Preparation 2 (Portions Per 100 ml, Preparation Under Nitrogen Fumigation and at Maximum 20.0° C.)

(9) Calcium chloride 2 H2O 3 grams

(10) Benzoic acid 0.1 grams

(11) Tergitol TMN 10 0.1 milliliters

(12) Water add 82 milliliters and stir until everything has dissolved

(13) Glycine add 15 grams and stir until everything is dissolved.

(14) Fill separate chambers of a double-chamber spray bottle, drawing equal amounts from each chamber with the actuation of the spray lever into a mixing chamber. The mixture is then dispensed from the mixing chamber via the spray mechanism.

(15) In one example, preparation 1 has a pH of 4.05 and a Redox voltage of −183 mV, preparation 2 has a pH of 5.22 and a Redox voltage of −10 mV. After mixing the two solutions in a 1:1 ratio, the pH value is at 4.3 and the redox voltage at 31 mV (later rising slightly to 50 mV). By released enthalpy of solution the temperature rises by approximately 5 degrees K. The mixture then contains about 0.25 mol/l ascorbic acid and 0.1 mol/l calcium ions (corresponding to a binding capacity for fluoride of 0.2 mol/l) and has a buffer capacity or formaldehyde imine formation capacity of 1 mol/l.

(16) In this example, changes during mixing with chemicals were examined in terms of its neutralizing or inactivating effect on different chemicals in terms of miscibility, pH change, change in redox voltage and temperature and observable changes of the mixture.
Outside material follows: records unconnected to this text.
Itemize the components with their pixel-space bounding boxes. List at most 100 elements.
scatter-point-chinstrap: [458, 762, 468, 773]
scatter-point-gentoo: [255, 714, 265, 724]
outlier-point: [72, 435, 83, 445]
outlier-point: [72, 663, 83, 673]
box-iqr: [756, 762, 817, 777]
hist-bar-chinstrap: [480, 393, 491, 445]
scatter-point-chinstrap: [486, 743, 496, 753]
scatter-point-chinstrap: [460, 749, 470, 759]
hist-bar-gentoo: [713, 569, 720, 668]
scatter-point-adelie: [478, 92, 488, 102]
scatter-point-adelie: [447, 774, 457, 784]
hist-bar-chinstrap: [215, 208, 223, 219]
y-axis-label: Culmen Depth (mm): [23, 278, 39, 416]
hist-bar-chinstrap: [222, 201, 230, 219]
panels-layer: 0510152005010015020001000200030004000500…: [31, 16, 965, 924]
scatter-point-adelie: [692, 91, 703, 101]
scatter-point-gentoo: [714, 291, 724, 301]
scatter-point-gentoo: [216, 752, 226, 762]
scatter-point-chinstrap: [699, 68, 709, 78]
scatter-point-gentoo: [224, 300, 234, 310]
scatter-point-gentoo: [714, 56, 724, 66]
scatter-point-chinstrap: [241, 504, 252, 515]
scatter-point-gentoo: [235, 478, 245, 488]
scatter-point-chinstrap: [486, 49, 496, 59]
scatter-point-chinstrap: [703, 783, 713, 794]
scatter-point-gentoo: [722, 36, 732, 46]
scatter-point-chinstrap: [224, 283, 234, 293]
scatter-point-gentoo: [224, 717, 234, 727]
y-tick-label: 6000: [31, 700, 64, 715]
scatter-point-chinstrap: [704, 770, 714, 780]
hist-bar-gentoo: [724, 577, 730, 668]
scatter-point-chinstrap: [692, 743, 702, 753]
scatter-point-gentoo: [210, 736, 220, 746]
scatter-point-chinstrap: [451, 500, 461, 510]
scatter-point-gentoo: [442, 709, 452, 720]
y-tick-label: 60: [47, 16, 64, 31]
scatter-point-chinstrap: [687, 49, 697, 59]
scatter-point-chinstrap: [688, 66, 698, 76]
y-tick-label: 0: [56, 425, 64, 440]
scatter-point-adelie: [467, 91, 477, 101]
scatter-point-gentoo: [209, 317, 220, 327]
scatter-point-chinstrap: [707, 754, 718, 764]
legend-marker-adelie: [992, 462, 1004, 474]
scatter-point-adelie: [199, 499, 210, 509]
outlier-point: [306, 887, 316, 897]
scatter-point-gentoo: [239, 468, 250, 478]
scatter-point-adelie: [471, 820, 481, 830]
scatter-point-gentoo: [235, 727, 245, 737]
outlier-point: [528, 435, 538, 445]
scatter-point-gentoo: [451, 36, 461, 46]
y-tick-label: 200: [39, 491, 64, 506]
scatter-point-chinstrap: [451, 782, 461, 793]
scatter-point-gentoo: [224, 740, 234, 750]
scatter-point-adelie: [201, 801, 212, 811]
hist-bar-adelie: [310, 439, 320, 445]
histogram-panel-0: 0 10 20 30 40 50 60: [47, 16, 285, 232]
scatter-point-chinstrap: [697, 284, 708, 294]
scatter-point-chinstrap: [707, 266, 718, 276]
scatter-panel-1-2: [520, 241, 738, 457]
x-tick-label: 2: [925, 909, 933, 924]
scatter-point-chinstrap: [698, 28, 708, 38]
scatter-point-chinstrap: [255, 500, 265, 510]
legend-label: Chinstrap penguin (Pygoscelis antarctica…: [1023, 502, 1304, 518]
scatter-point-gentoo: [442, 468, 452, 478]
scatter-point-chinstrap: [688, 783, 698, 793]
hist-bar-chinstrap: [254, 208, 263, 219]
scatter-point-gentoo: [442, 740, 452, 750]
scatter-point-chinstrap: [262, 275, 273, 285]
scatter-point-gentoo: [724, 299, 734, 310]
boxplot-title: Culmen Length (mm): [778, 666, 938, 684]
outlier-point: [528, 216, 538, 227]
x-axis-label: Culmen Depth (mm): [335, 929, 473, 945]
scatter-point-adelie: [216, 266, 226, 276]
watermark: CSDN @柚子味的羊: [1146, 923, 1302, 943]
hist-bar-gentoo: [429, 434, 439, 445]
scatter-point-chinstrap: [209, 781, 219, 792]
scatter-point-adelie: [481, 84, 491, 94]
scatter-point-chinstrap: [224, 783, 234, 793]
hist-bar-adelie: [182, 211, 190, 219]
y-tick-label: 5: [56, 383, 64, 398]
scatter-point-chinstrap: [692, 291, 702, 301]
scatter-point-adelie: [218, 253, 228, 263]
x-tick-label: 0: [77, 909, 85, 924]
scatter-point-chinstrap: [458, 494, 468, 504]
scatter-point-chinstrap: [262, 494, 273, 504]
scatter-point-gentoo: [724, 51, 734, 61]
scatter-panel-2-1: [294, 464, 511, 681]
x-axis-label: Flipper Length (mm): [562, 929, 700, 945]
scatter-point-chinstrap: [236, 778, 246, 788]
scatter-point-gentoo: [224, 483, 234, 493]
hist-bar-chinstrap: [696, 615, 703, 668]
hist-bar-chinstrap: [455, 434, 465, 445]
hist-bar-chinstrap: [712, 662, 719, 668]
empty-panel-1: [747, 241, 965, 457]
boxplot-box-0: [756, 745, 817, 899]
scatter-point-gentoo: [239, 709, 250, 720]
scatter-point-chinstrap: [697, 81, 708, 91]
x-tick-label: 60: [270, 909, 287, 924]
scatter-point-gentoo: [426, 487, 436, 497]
(17) For example, changes for the following chemicals were checked: nitric acid 65%; sulfuric acid 95%; hydrofluoric acid 40%; hydrochloric acid, smoking 36%; Sodium hypochlorite solution 10% active chlorine; hydrogen peroxide 30%; Peracetic acid 24%; ammonia 25%; caustic soda 32%; Calcium hypochlorite 76% active chlorine; Lithium hypochlorite 26% active chlorine; Formaldehyde 35%; and triacetone peroxide.

(18) The result are summarized as follows: all chemicals examined were miscible; Fluoride is precipitated within a few minutes, and so does partial precipitation of sulfate; acids and bases are buffered immediately to a pH value of 3.5 to 4.5; oxidizing agents are immediately reduced to a redox voltage <50 mV; reaction energies are absorbed in a limited amount as chemical energy; skin and consumer goods are well wetted; triacetone peroxide can no longer explode due to impact or sources of ignition.

(19) This detailed description provides examples including features and elements of the claims for the purpose of enabling a person having ordinary skill in the art to make and use the inventions recited in the claims. However, these examples are not intended to limit the scope of the claims, directly. Instead, the examples provide features and elements of the claims that, having been disclosed in these descriptions, claims and drawings, may be altered and combined in ways that are known in the art.